LinkedIn is a powerful business networking tool, and it is one that most recruiters use quite a bit for finding candidates. I have already commented on how being lazy or appearing desperate can be detrimental to your professional image, but something I am really finding annoying: receiving a LI invitation to join someone’s network referencing a group or organization I don’t, never have, and probably never will be a part of and then sending me the generic invitation. "You are someone I trust" yada yada yada.
So here is what is happening. Someone on one of my many online communities sees my email address and realizes I know a lot of people; or, conversely, they pull me up in a LinkedIn search (people, occupations, companies, etc.) and realize I probably have valuable network contacts. They contact me and where it states how this person knows me, they choose "Seattle Chapter of the Daughters Of The American Revolution." (Since my forebears immigrated here in the 19th Century this is pretty unlikely.) Sometimes, I will respond by commenting to the sender that I have no inkling of the group they are referencing, and usually I’ll get a reply "Oh, I meant HRPN".
This says two things to me. One, you were sending out mass invites and you didn’t bother to actually *add* or choose the correct group. Two, you don’t know me at all. (Guess what? I’m a moderator of HRPN…I can check out whether you are a member of that group and when you joined!)

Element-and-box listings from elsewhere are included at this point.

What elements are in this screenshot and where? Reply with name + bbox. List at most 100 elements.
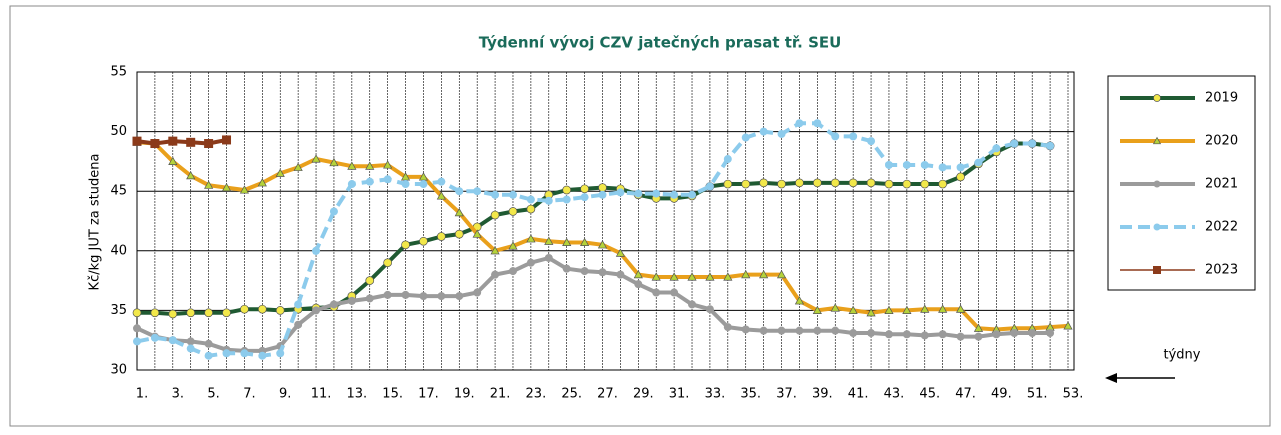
- marker: [848, 178, 858, 188]
- marker: [526, 234, 536, 243]
- marker: [705, 182, 714, 191]
- marker: [615, 248, 625, 257]
- marker: [598, 268, 607, 277]
- x-tick-label: 47.: [955, 387, 976, 402]
- x-tick-label: 3.: [172, 387, 184, 402]
- marker: [544, 253, 553, 262]
- legend-label: 2021: [1205, 177, 1238, 192]
- marker: [329, 157, 339, 167]
- marker: [401, 180, 410, 189]
- marker: [490, 210, 500, 220]
- marker: [795, 119, 804, 128]
- x-tick-label: 45.: [919, 387, 940, 402]
- marker: [580, 267, 589, 276]
- marker: [992, 144, 1001, 153]
- y-tick-label: 30: [110, 363, 127, 378]
- marker: [132, 136, 142, 146]
- marker: [204, 351, 213, 360]
- marker: [866, 308, 876, 317]
- marker: [920, 179, 930, 189]
- x-tick-label: 5.: [207, 387, 219, 402]
- marker: [275, 168, 285, 177]
- x-tick-label: 9.: [279, 387, 291, 402]
- marker: [454, 229, 464, 239]
- marker: [383, 160, 393, 169]
- marker: [651, 272, 661, 281]
- marker: [168, 336, 177, 345]
- marker: [491, 270, 500, 279]
- marker: [221, 182, 232, 192]
- marker: [616, 270, 625, 279]
- marker: [204, 308, 213, 318]
- legend-label: 2022: [1205, 220, 1238, 235]
- marker: [723, 155, 732, 164]
- marker: [723, 272, 733, 281]
- marker: [365, 177, 374, 186]
- marker: [365, 294, 374, 303]
- x-tick-label: 23.: [526, 387, 547, 402]
- marker: [186, 344, 195, 353]
- marker: [454, 207, 464, 217]
- x-tick-label: 51.: [1027, 387, 1048, 402]
- marker: [186, 337, 195, 346]
- x-tick-label: 19.: [454, 387, 475, 402]
- marker: [419, 292, 428, 301]
- marker: [473, 187, 482, 196]
- x-tick-label: 41.: [848, 387, 869, 402]
- marker: [1153, 94, 1161, 102]
- series-line: [136, 256, 1051, 353]
- marker: [795, 326, 804, 335]
- marker: [150, 139, 160, 149]
- marker: [812, 305, 822, 314]
- marker: [580, 184, 589, 194]
- marker: [776, 269, 787, 279]
- marker: [938, 163, 947, 172]
- marker: [562, 195, 571, 204]
- marker: [312, 306, 321, 315]
- marker: [508, 190, 517, 199]
- x-tick-label: 37.: [776, 387, 797, 402]
- arrow-head: [1105, 373, 1117, 383]
- marker: [150, 308, 160, 318]
- marker: [813, 119, 822, 128]
- marker: [1046, 329, 1055, 338]
- marker: [777, 326, 786, 335]
- marker: [508, 241, 518, 250]
- y-tick-label: 45: [110, 184, 127, 199]
- series-line: [136, 121, 1051, 358]
- marker: [275, 306, 285, 315]
- x-tick-label: 43.: [884, 387, 905, 402]
- marker: [401, 290, 410, 299]
- marker: [849, 132, 858, 141]
- marker: [688, 190, 697, 199]
- x-tick-label: 29.: [633, 387, 654, 402]
- marker: [597, 240, 608, 249]
- marker: [473, 288, 482, 297]
- marker: [132, 308, 142, 318]
- marker: [759, 127, 768, 136]
- marker: [652, 288, 661, 297]
- marker: [867, 137, 876, 146]
- marker: [240, 304, 249, 314]
- marker: [1153, 266, 1161, 274]
- marker: [168, 156, 178, 165]
- marker: [920, 331, 929, 340]
- marker: [437, 232, 446, 241]
- x-tick-label: 17.: [418, 387, 439, 402]
- marker: [1028, 139, 1037, 148]
- marker: [938, 304, 948, 313]
- marker: [562, 185, 572, 195]
- marker: [1152, 136, 1162, 145]
- marker: [974, 332, 983, 341]
- x-tick-label: 21.: [490, 387, 511, 402]
- marker: [222, 135, 232, 145]
- marker: [526, 258, 535, 267]
- x-tick-label: 39.: [812, 387, 833, 402]
- marker: [240, 349, 249, 358]
- marker: [365, 161, 375, 170]
- marker: [652, 189, 661, 198]
- x-tick-label: 11.: [311, 387, 332, 402]
- marker: [1010, 329, 1019, 338]
- plot-area: [136, 71, 1075, 371]
- marker: [956, 332, 965, 341]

I’m *not* an open networker on LI. I want to be able to choose the people I add to my network based on actual connections. I am generally more disposed to accept invitations than not, but the truth is I’m getting pickier as I see more of these invites come across. I’m still being nice and not hitting the "I Don’t Know This Person" tab and using the archive option (which is basically "ignoring" the invite), but I won’t guarantee that isn’t going to change in the future.